Realizar actividad física en las tres primeras décadas de vida retrasa la aparición de osteoporosis; especialmente entre los 10 y 15 años de edad se pueden depositar en los huesos el 35% del mineral óseo total. Pero no cualquier actividad física será igual de eficaz para mejorar la densidad mineral ósea; las cargas de impacto (correr, saltar, apoyos y todo tipo de aterrizaje que soportan el peso corporal, en los cuales se multiplica su peso entre 3 a 10 veces) y los entrenamientos con sobrecarga son los indicados para lograr una buena estructura ósea. Las cargas activas (pedalear o nadar) no son las mejores para el fortalecimiento de los huesos; por lo tanto habría que dedicarles menos tiempo, por lo menos en esta etapa.

Tratar de evitar las bebidas cola por ser perjudiciales para la densidad ósea al aumentar la excreción del calcio debido al PH bajo y a la gran cantidad de fósforo que contienen.

En definitiva los niños pueden y deben trabajar con pesas, pero esta actividad debe estar a cargo de un docente competente. Bien dirigida, está demostrado que es una de las actividades físicas con menor incidencia de lesiones (mucho menos que los perjuicios que se producen en fútbol o rugby, por ejemplo).

Para disminuir el riesgo de lesiones en el trabajo de gimnasio, un profesor debería tener a cargo, como máximo, entre 8 y 10 niños. Esta cantidad hará posible que pueda observar y corregir a todos.

A estas edades es suficiente una frecuencia de 2-3 estímulos semanales, realizando 1-3 series de 6-15 repeticiones por grupo muscular con tensiones concéntricas (no el método concéntrico puro) y recorrido articular completo (para no producir acortamientos y pérdida de potencia) de intensidades medias a bajas (70% de la capacidad máxima individual o menos). No se toma el test de fuerza máxima, podemos realizar una prueba en la cual pueda hacer un número relativamente alto de repeticiones (para no exponerlo a cargas elevadas) al punto de falla y utilizar alguna fórmula de predicción de la fuerza máxima, como por ejemplo, la fórmula de Epley (0,033 x kilos levantados x repeticiones realizadas) + kilos levantados.

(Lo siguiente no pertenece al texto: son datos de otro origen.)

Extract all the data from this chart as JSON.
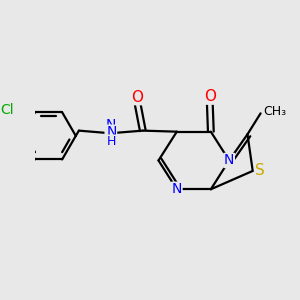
{
  "bg_color": "#e8e8e8",
  "atom_colors": {
    "C": "#000000",
    "N": "#0000ff",
    "O": "#ff0000",
    "S": "#ccaa00",
    "Cl": "#00aa00",
    "H": "#000000"
  },
  "bond_color": "#000000",
  "bond_width": 1.6,
  "font_size": 10
}
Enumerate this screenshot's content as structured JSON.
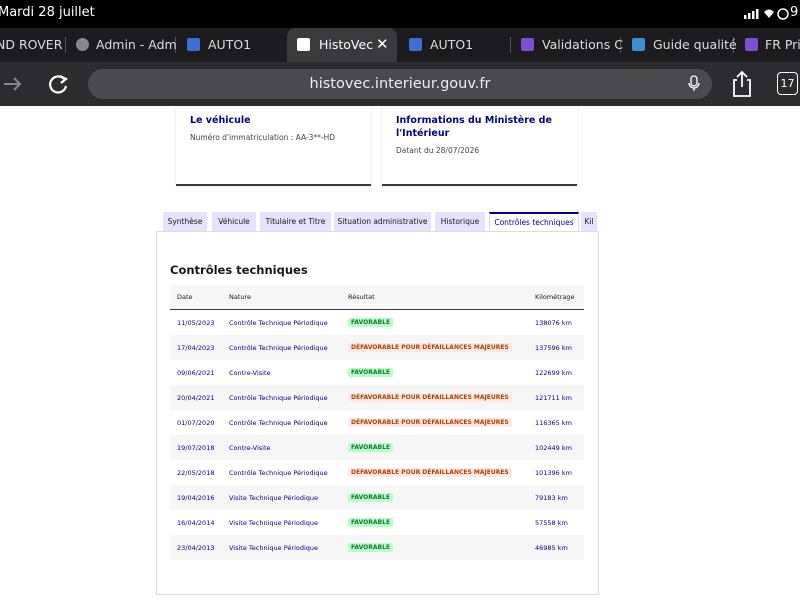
{
  "status_bar": {
    "time": "Mardi 28 juillet",
    "battery": "9"
  },
  "browser_tabs": [
    "ND ROVER",
    "Admin - Adm",
    "AUTO1",
    "HistoVec",
    "AUTO1",
    "Validations C",
    "Guide qualité",
    "FR Pri"
  ],
  "address_bar": {
    "url": "histovec.interieur.gouv.fr",
    "tab_count": "17"
  },
  "cards": [
    {
      "title": "Le véhicule",
      "text": "Numéro d'immatriculation : AA-3**-HD"
    },
    {
      "title": "Informations du Ministère de l'Intérieur",
      "text": "Datant du 28/07/2026"
    }
  ],
  "page_tabs": [
    "Synthèse",
    "Véhicule",
    "Titulaire et Titre",
    "Situation administrative",
    "Historique",
    "Contrôles techniques",
    "Kil"
  ],
  "section": {
    "title": "Contrôles techniques",
    "table": {
      "headers": [
        "Date",
        "Nature",
        "Résultat",
        "Kilométrage"
      ],
      "rows": [
        {
          "date": "11/05/2023",
          "nature": "Contrôle Technique Périodique",
          "result": "FAVORABLE",
          "km": "138076 km",
          "badge": {
            "color": "#18753c",
            "background": "#b8fec9"
          }
        },
        {
          "date": "17/04/2023",
          "nature": "Contrôle Technique Périodique",
          "result": "DÉFAVORABLE POUR DÉFAILLANCES MAJEURES",
          "km": "137596 km",
          "badge": {
            "color": "#b34000",
            "background": "#ffe9e6"
          }
        },
        {
          "date": "09/06/2021",
          "nature": "Contre-Visite",
          "result": "FAVORABLE",
          "km": "122699 km",
          "badge": {
            "color": "#18753c",
            "background": "#b8fec9"
          }
        },
        {
          "date": "20/04/2021",
          "nature": "Contrôle Technique Périodique",
          "result": "DÉFAVORABLE POUR DÉFAILLANCES MAJEURES",
          "km": "121711 km",
          "badge": {
            "color": "#b34000",
            "background": "#ffe9e6"
          }
        },
        {
          "date": "01/07/2020",
          "nature": "Contrôle Technique Périodique",
          "result": "DÉFAVORABLE POUR DÉFAILLANCES MAJEURES",
          "km": "116365 km",
          "badge": {
            "color": "#b34000",
            "background": "#ffe9e6"
          }
        },
        {
          "date": "19/07/2018",
          "nature": "Contre-Visite",
          "result": "FAVORABLE",
          "km": "102449 km",
          "badge": {
            "color": "#18753c",
            "background": "#b8fec9"
          }
        },
        {
          "date": "22/05/2018",
          "nature": "Contrôle Technique Périodique",
          "result": "DÉFAVORABLE POUR DÉFAILLANCES MAJEURES",
          "km": "101396 km",
          "badge": {
            "color": "#b34000",
            "background": "#ffe9e6"
          }
        },
        {
          "date": "19/04/2016",
          "nature": "Visite Technique Périodique",
          "result": "FAVORABLE",
          "km": "79183 km",
          "badge": {
            "color": "#18753c",
            "background": "#b8fec9"
          }
        },
        {
          "date": "16/04/2014",
          "nature": "Visite Technique Périodique",
          "result": "FAVORABLE",
          "km": "57558 km",
          "badge": {
            "color": "#18753c",
            "background": "#b8fec9"
          }
        },
        {
          "date": "23/04/2013",
          "nature": "Visite Technique Périodique",
          "result": "FAVORABLE",
          "km": "46985 km",
          "badge": {
            "color": "#18753c",
            "background": "#b8fec9"
          }
        }
      ]
    }
  }
}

Es bastante común el empleo del peso corporal en rechazo a las pesas. En muchas ocasiones el propio peso corporal puede ser una carga máxima e incluso exceder; en efecto, cuando un niño no puede realizar siquiera una repetición de extensiones o flexiones de brazos o sólo es capaz de hacer unas pocas, estaríamos ante esfuerzos totalmente opuestos a las cargas con las cuales debería trabajar un niño a esta edad; para que pueda realizar el ejercicio con mayor facilidad habría que introducir algunas modificaciones. Con esto no queremos desterrar, ni mucho menos, el trabajo con el propio peso corporal, que tiene la gran ventaja de ser práctico para dosificar con un número determinado de repeticiones y ejercicios que pueden ser ejecutados en cualquier lugar sin la necesidad de elementos. Pero la desventaja radica en la dosificación de la intensidad.